EUR/CAD analysis for April 22, 2021
Looking at the chart on the four-hour time frame, we see that we are also moving in a growing channel. And let’s now test the bottom line of the channel with support with moving averages. Yesterday we had the news of the Bank of Canada on the interest rate, which the bank left at the same level, giving strength to the Canadian dollar, lowering the EUR/CAD pair from the April high from 1.52000 to 1.50000. If the EUR/CAD pair follows the channel, we can expect growth to the upper canal line and re-test the zone around 1.52000.

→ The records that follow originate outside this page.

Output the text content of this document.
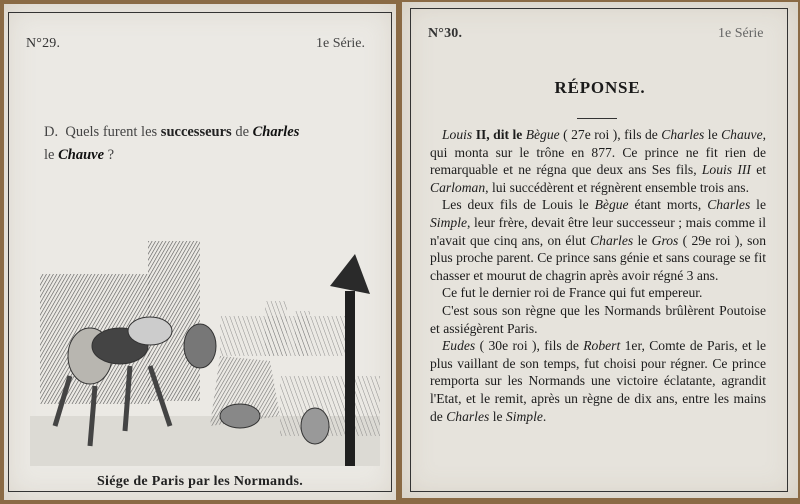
N°29.	1e Série.
D. Quels furent les successeurs de Charles
le Chauve ?
Siége de Paris par les Normands.
N°30.	1e Série
RÉPONSE.

Louis II, dit le Bègue ( 27e roi ), fils de Charles le Chauve, qui monta sur le trône en 877. Ce prince ne fit rien de remarquable et ne régna que deux ans Ses fils, Louis III et Carloman, lui succédèrent et régnèrent ensemble trois ans.

Les deux fils de Louis le Bègue étant morts, Charles le Simple, leur frère, devait être leur successeur ; mais comme il n'avait que cinq ans, on élut Charles le Gros ( 29e roi ), son plus proche parent. Ce prince sans génie et sans courage se fit chasser et mourut de chagrin après avoir régné 3 ans.

Ce fut le dernier roi de France qui fut empereur.

C'est sous son règne que les Normands brûlèrent Poutoise et assiégèrent Paris.

Eudes ( 30e roi ), fils de Robert 1er, Comte de Paris, et le plus vaillant de son temps, fut choisi pour régner. Ce prince remporta sur les Normands une victoire éclatante, agrandit l'Etat, et le remit, après un règne de dix ans, entre les mains de Charles le Simple.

For the bearish scenario, we need a pullback below the channel’s bottom line, with the MA200 as potential support. The MACD indicator signals to us that there is a slowdown in the bearish trend and that we expect a possible pullback to the bullish side.
On the daily time frame, we see a bullish trend from the beginning of April, with the support of moving averages MA20, EMA20, and MA50. Based on that, we look towards MA200 and EMA200 at 1.52500 at 50.0% Fibonacci level. Our maximum target on this time frame is 1.53800 on the Fibonacci 61.8% level. Looking at the MACD indicator, we see that we are in a bullish trend, and we can expect continued growth towards higher levels.
On the weekly time frame, we see that the EUR/CAD pair has come out of the bearish trend and now see a pullback. Support at 1.47225, and after that, we go up. As the first break, 23.6% Fibonacci levels, followed by 38.2% levels with testing of MA200 and EMA200 in the psychological zone around 1.50000. A break above 38.2% leads us to 50.0% at 1.52500, with a maximum view at 61.8% at 1.53800. The MACD indicator has turned to the bull’s side, and now we only need the blue MACD line to be above the signal line, which will be additional support for the current bullish trend.